Tandis qu’Outre-Atlantique la vie privée et la vie publique d’un artiste sont inséparables, la France sépare distinctement les deux. C’est ainsi que le réalisateur américain Nate Parker, accusé de viol il y a dix-huit ans, a vu son nouveau film The Birth of a Nation perdre toute chance d’être sélectionné pour les Oscars. La communication autour d’un film peut, dans certains cas, être intrinsèquement liée à l’image de son réalisateur, parfois même en dépit de la qualité de l’œuvre. En France, la figure d’icône du cinéma qu’incarne Roman Polanski semble justifier ce choix.

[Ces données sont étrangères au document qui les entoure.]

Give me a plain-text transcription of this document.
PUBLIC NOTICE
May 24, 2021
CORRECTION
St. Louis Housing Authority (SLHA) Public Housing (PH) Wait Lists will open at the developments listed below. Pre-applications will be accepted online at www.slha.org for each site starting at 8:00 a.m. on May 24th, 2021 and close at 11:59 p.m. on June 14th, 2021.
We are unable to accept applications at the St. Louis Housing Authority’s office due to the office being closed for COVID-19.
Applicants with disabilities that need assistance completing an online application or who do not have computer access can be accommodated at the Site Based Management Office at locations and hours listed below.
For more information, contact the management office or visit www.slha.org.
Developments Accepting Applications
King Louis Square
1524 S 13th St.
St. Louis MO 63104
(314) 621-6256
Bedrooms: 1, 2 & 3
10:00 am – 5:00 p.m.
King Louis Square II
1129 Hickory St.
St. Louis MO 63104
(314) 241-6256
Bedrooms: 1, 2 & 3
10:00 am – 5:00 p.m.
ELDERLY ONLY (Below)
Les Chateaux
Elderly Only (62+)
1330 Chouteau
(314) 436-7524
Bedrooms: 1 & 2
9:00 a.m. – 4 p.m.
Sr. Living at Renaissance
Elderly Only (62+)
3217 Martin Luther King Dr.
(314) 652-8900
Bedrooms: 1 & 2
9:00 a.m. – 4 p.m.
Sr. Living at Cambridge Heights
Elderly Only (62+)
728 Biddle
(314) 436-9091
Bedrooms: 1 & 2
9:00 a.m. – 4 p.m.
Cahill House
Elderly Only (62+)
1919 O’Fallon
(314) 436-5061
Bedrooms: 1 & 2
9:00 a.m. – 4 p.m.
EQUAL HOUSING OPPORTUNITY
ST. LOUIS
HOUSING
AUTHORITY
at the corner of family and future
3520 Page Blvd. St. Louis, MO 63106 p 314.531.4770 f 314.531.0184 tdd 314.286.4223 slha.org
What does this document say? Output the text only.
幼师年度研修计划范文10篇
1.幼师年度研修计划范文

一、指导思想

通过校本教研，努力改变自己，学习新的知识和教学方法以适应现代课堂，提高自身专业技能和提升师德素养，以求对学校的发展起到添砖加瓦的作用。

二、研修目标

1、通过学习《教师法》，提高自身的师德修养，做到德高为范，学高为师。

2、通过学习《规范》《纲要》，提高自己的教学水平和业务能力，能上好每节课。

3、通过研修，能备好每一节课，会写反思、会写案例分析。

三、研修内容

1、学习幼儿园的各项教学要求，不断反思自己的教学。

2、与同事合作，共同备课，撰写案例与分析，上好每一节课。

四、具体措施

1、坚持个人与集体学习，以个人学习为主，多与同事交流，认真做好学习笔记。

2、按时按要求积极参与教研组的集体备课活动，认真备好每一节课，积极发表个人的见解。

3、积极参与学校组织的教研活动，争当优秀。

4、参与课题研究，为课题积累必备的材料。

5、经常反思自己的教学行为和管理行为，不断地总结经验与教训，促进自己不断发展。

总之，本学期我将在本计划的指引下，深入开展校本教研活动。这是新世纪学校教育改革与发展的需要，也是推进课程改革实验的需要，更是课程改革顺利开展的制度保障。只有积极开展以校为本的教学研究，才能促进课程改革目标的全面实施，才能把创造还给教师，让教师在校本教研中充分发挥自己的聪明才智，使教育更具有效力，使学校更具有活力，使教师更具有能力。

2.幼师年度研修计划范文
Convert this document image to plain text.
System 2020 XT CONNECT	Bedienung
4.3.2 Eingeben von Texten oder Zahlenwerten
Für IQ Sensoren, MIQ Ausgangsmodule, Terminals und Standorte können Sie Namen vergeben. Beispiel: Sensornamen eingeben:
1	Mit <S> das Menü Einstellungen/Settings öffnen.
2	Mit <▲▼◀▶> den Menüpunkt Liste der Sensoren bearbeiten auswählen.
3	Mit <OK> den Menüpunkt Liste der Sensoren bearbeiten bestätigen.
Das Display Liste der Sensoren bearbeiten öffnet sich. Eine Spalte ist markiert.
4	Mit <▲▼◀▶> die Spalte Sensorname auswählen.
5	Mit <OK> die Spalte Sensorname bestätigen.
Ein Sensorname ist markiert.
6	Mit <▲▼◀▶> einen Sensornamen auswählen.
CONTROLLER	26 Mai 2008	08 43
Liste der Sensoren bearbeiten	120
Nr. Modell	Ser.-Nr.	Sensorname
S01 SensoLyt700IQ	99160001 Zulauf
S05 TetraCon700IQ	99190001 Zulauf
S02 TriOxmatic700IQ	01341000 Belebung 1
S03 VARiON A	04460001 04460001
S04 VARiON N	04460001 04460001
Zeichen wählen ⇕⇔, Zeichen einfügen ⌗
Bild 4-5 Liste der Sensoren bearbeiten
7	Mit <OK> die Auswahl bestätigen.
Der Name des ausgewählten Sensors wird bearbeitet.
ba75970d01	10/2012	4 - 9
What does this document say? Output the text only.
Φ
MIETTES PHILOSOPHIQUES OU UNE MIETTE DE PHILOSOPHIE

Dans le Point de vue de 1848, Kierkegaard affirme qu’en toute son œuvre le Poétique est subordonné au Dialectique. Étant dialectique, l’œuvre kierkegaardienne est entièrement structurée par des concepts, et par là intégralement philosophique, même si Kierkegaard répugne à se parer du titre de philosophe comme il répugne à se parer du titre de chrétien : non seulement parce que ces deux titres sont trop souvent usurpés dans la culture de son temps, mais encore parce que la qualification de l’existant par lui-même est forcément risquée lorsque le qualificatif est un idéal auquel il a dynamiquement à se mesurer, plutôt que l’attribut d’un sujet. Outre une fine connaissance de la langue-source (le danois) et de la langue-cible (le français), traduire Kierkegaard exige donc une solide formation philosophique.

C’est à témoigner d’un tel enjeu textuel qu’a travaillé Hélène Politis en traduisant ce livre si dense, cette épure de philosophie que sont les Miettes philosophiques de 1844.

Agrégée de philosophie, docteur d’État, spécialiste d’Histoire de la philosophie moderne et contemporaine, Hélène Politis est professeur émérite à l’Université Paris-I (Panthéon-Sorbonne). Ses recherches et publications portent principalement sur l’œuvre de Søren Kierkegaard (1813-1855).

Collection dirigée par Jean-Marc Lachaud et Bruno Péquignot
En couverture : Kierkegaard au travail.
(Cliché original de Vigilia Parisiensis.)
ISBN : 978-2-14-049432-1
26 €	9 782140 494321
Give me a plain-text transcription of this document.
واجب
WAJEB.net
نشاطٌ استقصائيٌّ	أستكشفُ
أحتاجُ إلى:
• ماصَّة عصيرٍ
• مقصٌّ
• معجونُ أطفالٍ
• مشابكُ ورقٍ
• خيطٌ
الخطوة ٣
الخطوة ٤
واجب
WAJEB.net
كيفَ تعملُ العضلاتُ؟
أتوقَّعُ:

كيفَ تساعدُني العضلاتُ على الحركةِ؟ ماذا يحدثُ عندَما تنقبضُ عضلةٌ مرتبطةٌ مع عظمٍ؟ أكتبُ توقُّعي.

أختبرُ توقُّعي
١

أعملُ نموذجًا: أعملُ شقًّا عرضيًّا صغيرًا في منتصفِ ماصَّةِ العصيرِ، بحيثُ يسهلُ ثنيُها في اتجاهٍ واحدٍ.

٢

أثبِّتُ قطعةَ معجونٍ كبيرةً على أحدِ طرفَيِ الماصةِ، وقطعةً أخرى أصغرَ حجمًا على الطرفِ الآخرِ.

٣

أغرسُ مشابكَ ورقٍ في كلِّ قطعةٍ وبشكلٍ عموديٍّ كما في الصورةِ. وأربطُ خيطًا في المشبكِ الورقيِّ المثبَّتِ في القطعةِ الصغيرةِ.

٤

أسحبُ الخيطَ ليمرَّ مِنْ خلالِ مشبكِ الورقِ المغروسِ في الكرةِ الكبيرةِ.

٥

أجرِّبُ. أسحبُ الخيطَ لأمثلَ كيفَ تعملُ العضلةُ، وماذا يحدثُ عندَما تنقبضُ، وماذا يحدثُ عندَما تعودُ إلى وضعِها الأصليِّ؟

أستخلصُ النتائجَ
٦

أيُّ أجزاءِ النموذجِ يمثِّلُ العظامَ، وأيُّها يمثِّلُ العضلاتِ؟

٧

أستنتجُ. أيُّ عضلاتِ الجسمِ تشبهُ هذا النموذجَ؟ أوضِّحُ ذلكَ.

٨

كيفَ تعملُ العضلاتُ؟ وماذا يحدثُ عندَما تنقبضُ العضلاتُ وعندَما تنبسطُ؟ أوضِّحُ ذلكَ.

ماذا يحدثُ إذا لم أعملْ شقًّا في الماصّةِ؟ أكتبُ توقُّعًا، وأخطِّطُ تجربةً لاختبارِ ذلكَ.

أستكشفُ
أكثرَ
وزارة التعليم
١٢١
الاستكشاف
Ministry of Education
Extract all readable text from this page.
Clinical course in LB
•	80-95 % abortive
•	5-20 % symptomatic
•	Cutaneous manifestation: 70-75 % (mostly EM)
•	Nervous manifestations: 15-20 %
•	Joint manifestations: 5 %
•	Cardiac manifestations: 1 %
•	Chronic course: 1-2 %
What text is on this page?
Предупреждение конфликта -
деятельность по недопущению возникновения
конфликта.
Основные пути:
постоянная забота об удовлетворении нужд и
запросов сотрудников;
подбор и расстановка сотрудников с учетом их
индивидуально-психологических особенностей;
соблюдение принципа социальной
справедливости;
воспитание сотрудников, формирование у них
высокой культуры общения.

Sacré plusieurs fois « meilleur réalisateur », il semble avoir acquis une immunité, celle de mettre entre parenthèses cet épisode de sa vie pour se concentrer sur ce qu’il y a de meilleur en lui, son talent cinématographique. On éclipse alors cette affaire pour l’amour du cinéma ; c’est ce que fait Alain Terzian, président de l’Académie des César, quand il qualifie Polanski d’ « esthète insatiable » qui « réinvente son art et ses œuvres au fil des époques ». La plupart des personnalités du 7e art a gardé le silence face à cette nomination, ou alors a pris la défense du Maître Polanski. Pour le petit monde que constitue le cinéma français, Roman Polanski est un demi-dieu, une référence. S’insurger contre le choix de l’Académie, c’est l’attaquer et renoncer à tout espoir de tourner un jour avec le réalisateur.
Nommer Polanski président, c’est le mettre sous le feu des projecteurs, sans égard pour son statut judiciaire, et nier toutes les victimes de viol. Le nommer président, c’est en quelque sorte l’excuser et le présenter comme modèle. C’est justement contre la représentation que ce titre suscite l’insurrection des féministes. La porte parole de l’association Osez le féminisme, Claire Serre-Combe, rappelle ainsi que « Choisir Polanski comme président, c’est le placer en tant que référent, autorité morale d’une cérémonie au cours de laquelle il va être mis en avant. ». Muet sur cette affaire, le cinéma français glorifie Polanski en tant que réalisateur, en montrant d’autant plus qu’il ne le sanctionne pas en tant que citoyen.
Twitter, ou le tribunal 2.0
À l’annonce de ce choix, quelques voix s’élèvent timidement pour protester. Par exemple, Laurence Rossignol, ministre des droits des femmes, réagit le 20 janvier sur France Culture et dénonce « une forme d’indifférence à l’égard de quelque chose qui reste aujourd’hui grave et que nous cherchons par ailleurs à combattre ».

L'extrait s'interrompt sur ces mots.